Wednesday, August 22, 2007

Seagram Building




Seagram Building was a project of Ludwig Mies van der Rohe. It is in New York. It was built in 1954-1958. it is a sky-scrapper and is used as a commercial office tower. It consists of steel frame with curtain wall, bronze exterior columns. It has an eloquent structural expression in facade which is ornamental rather than literal.

The inescapable drama of the Seagram Building in a city already dramatic with crowded skyscrapers lies in its unbroken height of bronze and dark glass juxtaposed to a granite-paved plaza below. The sitting of the building on Park Avenue, an indulgence in open space unprecedented in midtown Manhattan real estate, has given that building an aura of special domain.
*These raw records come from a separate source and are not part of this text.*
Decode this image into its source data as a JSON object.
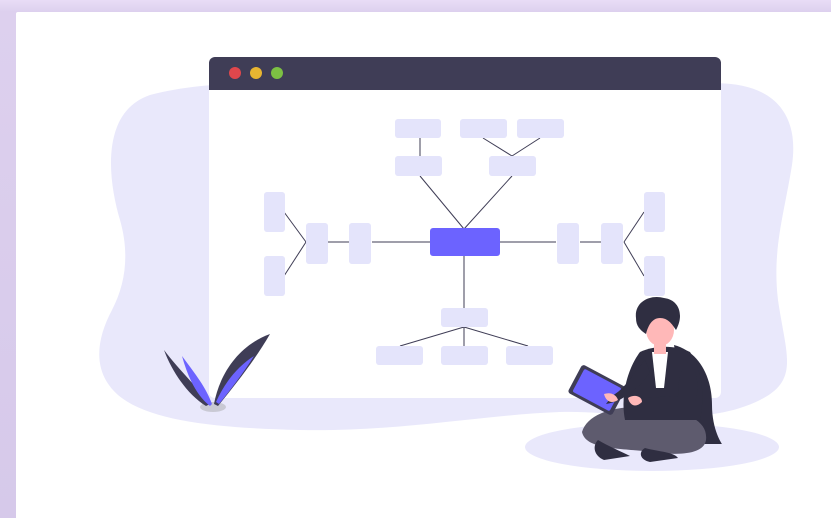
{
  "illustration": {
    "subject": "mind-map",
    "colors": {
      "page_background": "#e2d5f1",
      "panel": "#ffffff",
      "blob": "#e9e8fb",
      "window_bar": "#3f3d56",
      "window_body": "#ffffff",
      "node": "#e4e4fb",
      "central_node": "#6c63ff",
      "connector": "#3f3d56",
      "dot_red": "#e0474c",
      "dot_yellow": "#e8b531",
      "dot_green": "#7cc043",
      "skin": "#ffb8b8",
      "hair": "#2f2e41",
      "jacket": "#2f2e41",
      "pants": "#5e5b6e",
      "tablet": "#6c63ff",
      "plant_dark": "#3f3d56",
      "plant_accent": "#6c63ff",
      "pot": "#c9c9d4"
    },
    "icons": [
      "window-close-dot",
      "window-minimize-dot",
      "window-maximize-dot",
      "tablet-icon",
      "plant-icon"
    ]
  }
}
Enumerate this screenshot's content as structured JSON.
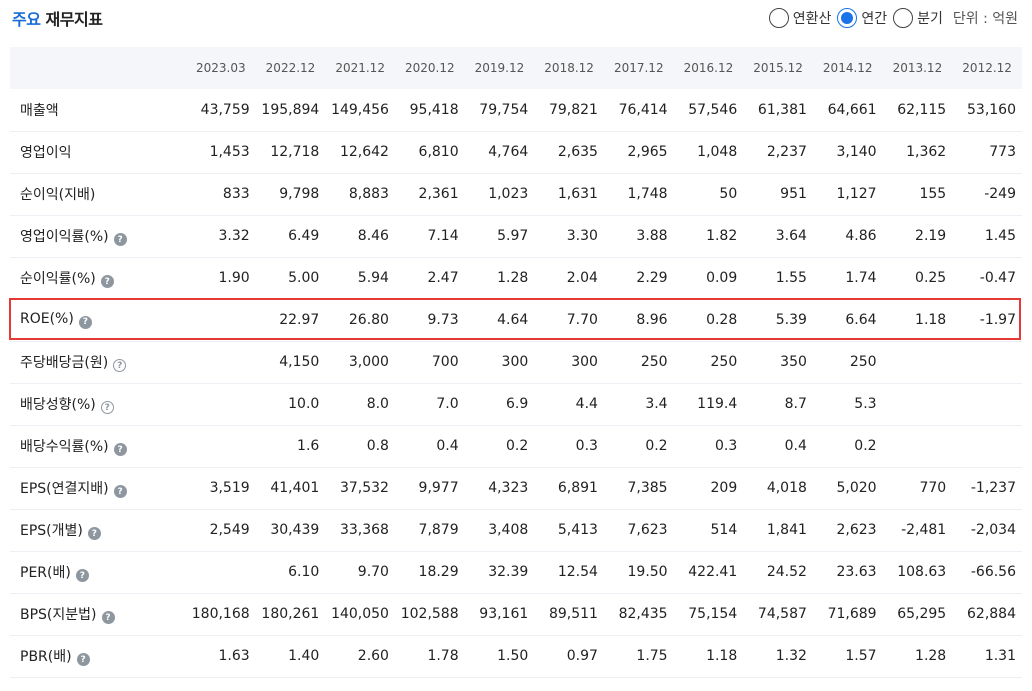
{
  "header": {
    "title_accent": "주요",
    "title_rest": "재무지표",
    "radio_options": [
      "연환산",
      "연간",
      "분기"
    ],
    "selected": "연간",
    "unit": "단위 : 억원"
  },
  "table": {
    "columns": [
      "2023.03",
      "2022.12",
      "2021.12",
      "2020.12",
      "2019.12",
      "2018.12",
      "2017.12",
      "2016.12",
      "2015.12",
      "2014.12",
      "2013.12",
      "2012.12"
    ],
    "rows": [
      {
        "label": "매출액",
        "help": "",
        "values": [
          "43,759",
          "195,894",
          "149,456",
          "95,418",
          "79,754",
          "79,821",
          "76,414",
          "57,546",
          "61,381",
          "64,661",
          "62,115",
          "53,160"
        ]
      },
      {
        "label": "영업이익",
        "help": "",
        "values": [
          "1,453",
          "12,718",
          "12,642",
          "6,810",
          "4,764",
          "2,635",
          "2,965",
          "1,048",
          "2,237",
          "3,140",
          "1,362",
          "773"
        ]
      },
      {
        "label": "순이익(지배)",
        "help": "",
        "values": [
          "833",
          "9,798",
          "8,883",
          "2,361",
          "1,023",
          "1,631",
          "1,748",
          "50",
          "951",
          "1,127",
          "155",
          "-249"
        ]
      },
      {
        "label": "영업이익률(%)",
        "help": "filled",
        "values": [
          "3.32",
          "6.49",
          "8.46",
          "7.14",
          "5.97",
          "3.30",
          "3.88",
          "1.82",
          "3.64",
          "4.86",
          "2.19",
          "1.45"
        ]
      },
      {
        "label": "순이익률(%)",
        "help": "filled",
        "values": [
          "1.90",
          "5.00",
          "5.94",
          "2.47",
          "1.28",
          "2.04",
          "2.29",
          "0.09",
          "1.55",
          "1.74",
          "0.25",
          "-0.47"
        ]
      },
      {
        "label": "ROE(%)",
        "help": "filled",
        "values": [
          "",
          "22.97",
          "26.80",
          "9.73",
          "4.64",
          "7.70",
          "8.96",
          "0.28",
          "5.39",
          "6.64",
          "1.18",
          "-1.97"
        ]
      },
      {
        "label": "주당배당금(원)",
        "help": "outline",
        "values": [
          "",
          "4,150",
          "3,000",
          "700",
          "300",
          "300",
          "250",
          "250",
          "350",
          "250",
          "",
          ""
        ]
      },
      {
        "label": "배당성향(%)",
        "help": "outline",
        "values": [
          "",
          "10.0",
          "8.0",
          "7.0",
          "6.9",
          "4.4",
          "3.4",
          "119.4",
          "8.7",
          "5.3",
          "",
          ""
        ]
      },
      {
        "label": "배당수익률(%)",
        "help": "filled",
        "values": [
          "",
          "1.6",
          "0.8",
          "0.4",
          "0.2",
          "0.3",
          "0.2",
          "0.3",
          "0.4",
          "0.2",
          "",
          ""
        ]
      },
      {
        "label": "EPS(연결지배)",
        "help": "filled",
        "values": [
          "3,519",
          "41,401",
          "37,532",
          "9,977",
          "4,323",
          "6,891",
          "7,385",
          "209",
          "4,018",
          "5,020",
          "770",
          "-1,237"
        ]
      },
      {
        "label": "EPS(개별)",
        "help": "filled",
        "values": [
          "2,549",
          "30,439",
          "33,368",
          "7,879",
          "3,408",
          "5,413",
          "7,623",
          "514",
          "1,841",
          "2,623",
          "-2,481",
          "-2,034"
        ]
      },
      {
        "label": "PER(배)",
        "help": "filled",
        "values": [
          "",
          "6.10",
          "9.70",
          "18.29",
          "32.39",
          "12.54",
          "19.50",
          "422.41",
          "24.52",
          "23.63",
          "108.63",
          "-66.56"
        ]
      },
      {
        "label": "BPS(지분법)",
        "help": "filled",
        "values": [
          "180,168",
          "180,261",
          "140,050",
          "102,588",
          "93,161",
          "89,511",
          "82,435",
          "75,154",
          "74,587",
          "71,689",
          "65,295",
          "62,884"
        ]
      },
      {
        "label": "PBR(배)",
        "help": "filled",
        "values": [
          "1.63",
          "1.40",
          "2.60",
          "1.78",
          "1.50",
          "0.97",
          "1.75",
          "1.18",
          "1.32",
          "1.57",
          "1.28",
          "1.31"
        ]
      }
    ]
  },
  "highlight_row_label": "ROE(%)",
  "colors": {
    "accent": "#1a6dd6",
    "radio": "#1a73e8",
    "highlight": "#e53935",
    "header_bg": "#f4f6f9"
  },
  "icons": {
    "help": "question-circle-icon"
  }
}
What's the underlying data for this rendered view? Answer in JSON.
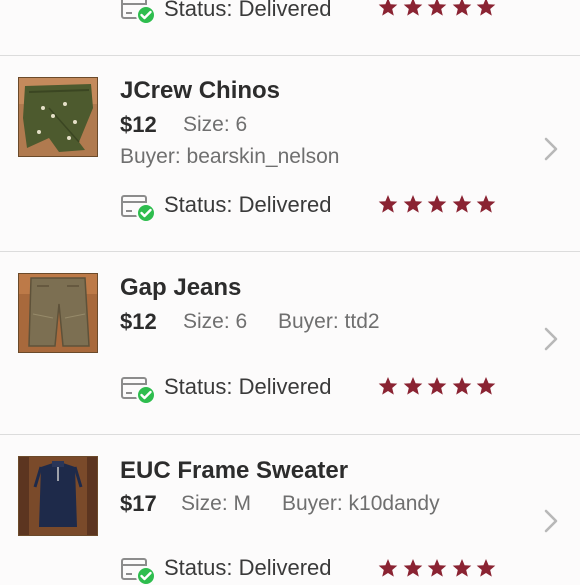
{
  "items": [
    {
      "title": "",
      "price": "",
      "size": "",
      "buyer": "",
      "status": "Status: Delivered",
      "rating": 5
    },
    {
      "title": "JCrew Chinos",
      "price": "$12",
      "size": "Size: 6",
      "buyer": "Buyer: bearskin_nelson",
      "status": "Status: Delivered",
      "rating": 5
    },
    {
      "title": "Gap Jeans",
      "price": "$12",
      "size": "Size: 6",
      "buyer": "Buyer: ttd2",
      "status": "Status: Delivered",
      "rating": 5
    },
    {
      "title": "EUC Frame Sweater",
      "price": "$17",
      "size": "Size: M",
      "buyer": "Buyer: k10dandy",
      "status": "Status: Delivered",
      "rating": 5
    }
  ],
  "colors": {
    "star": "#8a2332",
    "delivered_check": "#2ebd4e",
    "divider": "#dcdcdc"
  },
  "icons": {
    "status": "delivered-box-check-icon",
    "rating": "star-icon",
    "nav": "chevron-right-icon"
  }
}
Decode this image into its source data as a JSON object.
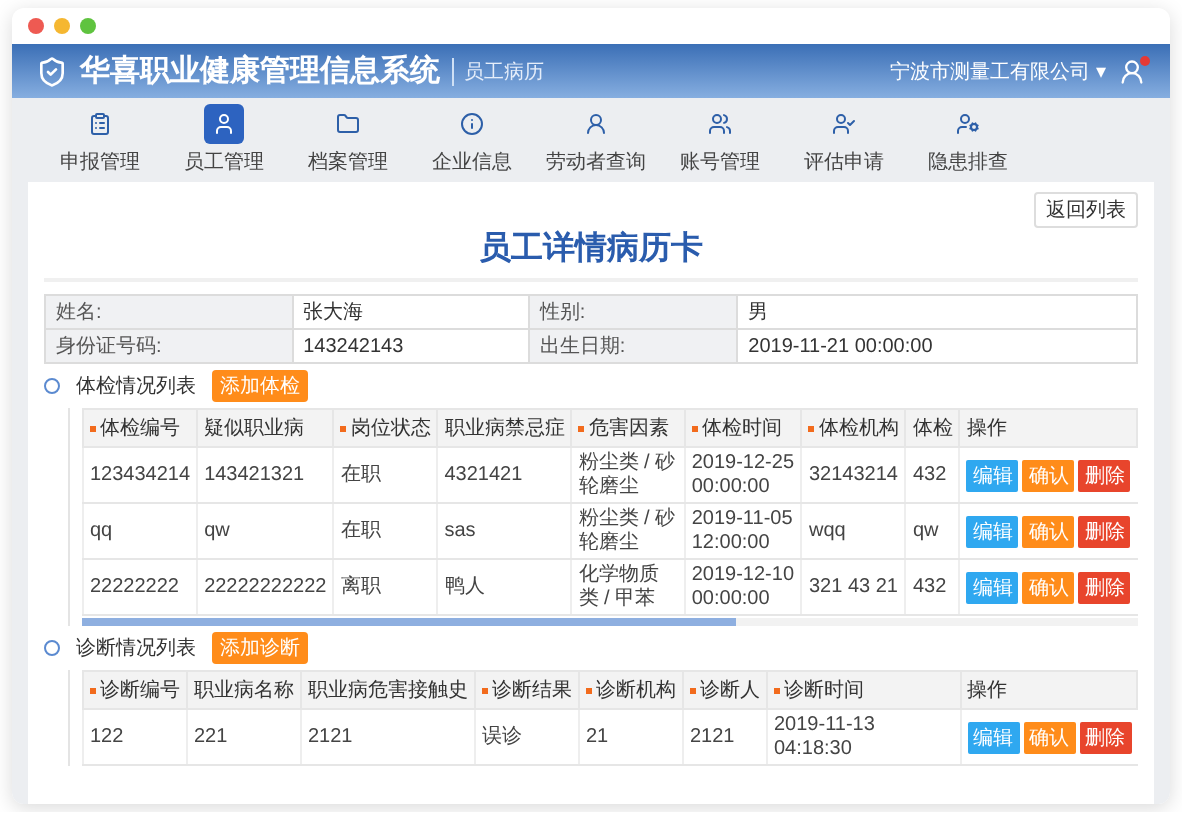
{
  "browser": {
    "dots": [
      {
        "color": "#ee5a52"
      },
      {
        "color": "#f5b731"
      },
      {
        "color": "#5fc33f"
      }
    ]
  },
  "header": {
    "title": "华喜职业健康管理信息系统",
    "subtitle": "员工病历",
    "company": "宁波市测量工有限公司",
    "caret": "▾",
    "notification": true
  },
  "nav": [
    {
      "label": "申报管理",
      "selected": false
    },
    {
      "label": "员工管理",
      "selected": true
    },
    {
      "label": "档案管理",
      "selected": false
    },
    {
      "label": "企业信息",
      "selected": false
    },
    {
      "label": "劳动者查询",
      "selected": false
    },
    {
      "label": "账号管理",
      "selected": false
    },
    {
      "label": "评估申请",
      "selected": false
    },
    {
      "label": "隐患排查",
      "selected": false
    }
  ],
  "card": {
    "back_button": "返回列表",
    "title": "员工详情病历卡"
  },
  "info": [
    [
      {
        "label": "姓名:",
        "value": "张大海"
      },
      {
        "label": "性别:",
        "value": "男"
      }
    ],
    [
      {
        "label": "身份证号码:",
        "value": "143242143"
      },
      {
        "label": "出生日期:",
        "value": "2019-11-21 00:00:00"
      }
    ]
  ],
  "sections": [
    {
      "title": "体检情况列表",
      "add_button": "添加体检",
      "scrollbar": true,
      "columns": [
        {
          "label": "体检编号",
          "marked": true
        },
        {
          "label": "疑似职业病",
          "marked": false
        },
        {
          "label": "岗位状态",
          "marked": true
        },
        {
          "label": "职业病禁忌症",
          "marked": false
        },
        {
          "label": "危害因素",
          "marked": true
        },
        {
          "label": "体检时间",
          "marked": true
        },
        {
          "label": "体检机构",
          "marked": true
        },
        {
          "label": "体检",
          "marked": false
        },
        {
          "label": "操作",
          "marked": false
        }
      ],
      "rows": [
        {
          "cells": [
            "123434214",
            "143421321",
            "在职",
            "4321421",
            "粉尘类 / 砂轮磨尘",
            "2019-12-25 00:00:00",
            "32143214",
            "432"
          ],
          "actions": [
            {
              "label": "编辑",
              "kind": "edit"
            },
            {
              "label": "确认",
              "kind": "confirm"
            },
            {
              "label": "删除",
              "kind": "delete"
            }
          ]
        },
        {
          "cells": [
            "qq",
            "qw",
            "在职",
            "sas",
            "粉尘类 / 砂轮磨尘",
            "2019-11-05 12:00:00",
            "wqq",
            "qw"
          ],
          "actions": [
            {
              "label": "编辑",
              "kind": "edit"
            },
            {
              "label": "确认",
              "kind": "confirm"
            },
            {
              "label": "删除",
              "kind": "delete"
            }
          ]
        },
        {
          "cells": [
            "22222222",
            "22222222222",
            "离职",
            "鸭人",
            "化学物质类 / 甲苯",
            "2019-12-10 00:00:00",
            "321 43 21",
            "432"
          ],
          "actions": [
            {
              "label": "编辑",
              "kind": "edit"
            },
            {
              "label": "确认",
              "kind": "confirm"
            },
            {
              "label": "删除",
              "kind": "delete"
            }
          ]
        }
      ]
    },
    {
      "title": "诊断情况列表",
      "add_button": "添加诊断",
      "scrollbar": false,
      "columns": [
        {
          "label": "诊断编号",
          "marked": true
        },
        {
          "label": "职业病名称",
          "marked": false
        },
        {
          "label": "职业病危害接触史",
          "marked": false
        },
        {
          "label": "诊断结果",
          "marked": true
        },
        {
          "label": "诊断机构",
          "marked": true
        },
        {
          "label": "诊断人",
          "marked": true
        },
        {
          "label": "诊断时间",
          "marked": true
        },
        {
          "label": "操作",
          "marked": false
        }
      ],
      "rows": [
        {
          "cells": [
            "122",
            "221",
            "2121",
            "误诊",
            "21",
            "2121",
            "2019-11-13 04:18:30"
          ],
          "actions": [
            {
              "label": "编辑",
              "kind": "edit"
            },
            {
              "label": "确认",
              "kind": "confirm"
            },
            {
              "label": "删除",
              "kind": "delete"
            }
          ]
        }
      ]
    }
  ]
}
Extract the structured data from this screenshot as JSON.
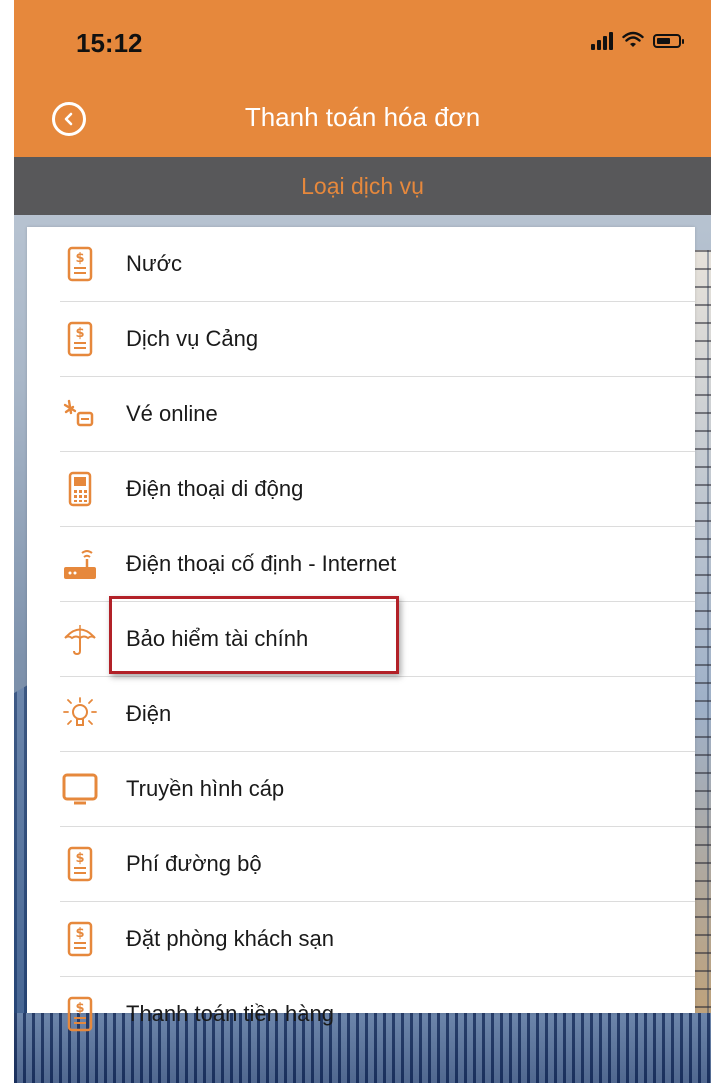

The commercial office building in this instance has been endowed with a monumentality without equal in the civic and religious architecture of our time....The use of extruded bronze mullions and bronze spandrels together with a dark amber-tinted glass has unified the surface with color....The positioning of the Seagram Building on the site and its additive forms at the rear, which visually tie the building to adjacent structures, make for a frontal-oriented composition. The tower is no longer an isolated form. It addresses itself to the context of the city.


The Creator's Words
"Skyscrapers reveal their bold structural pattern during construction. Only then does the gigantic steel web seem impressive. When the outer walls are put in place, the structural system, which is the basis of all artistic design, is hidden by a chaos of meaningless and trivial forms...Instead of trying to solve old problems with these old forms we should develop new forms from the very nature of the new problems. We can see the new structural principles most clearly when we use glass in place of the outer walls, which is feasible today since in a skeleton building these outer walls do not carry weight. The use of glass imposes new solutions."
—Mies van der Rohe. from Martin Pawley, introduction and notes. Library of Contemporary Architects: Mies van der Rohe. p12.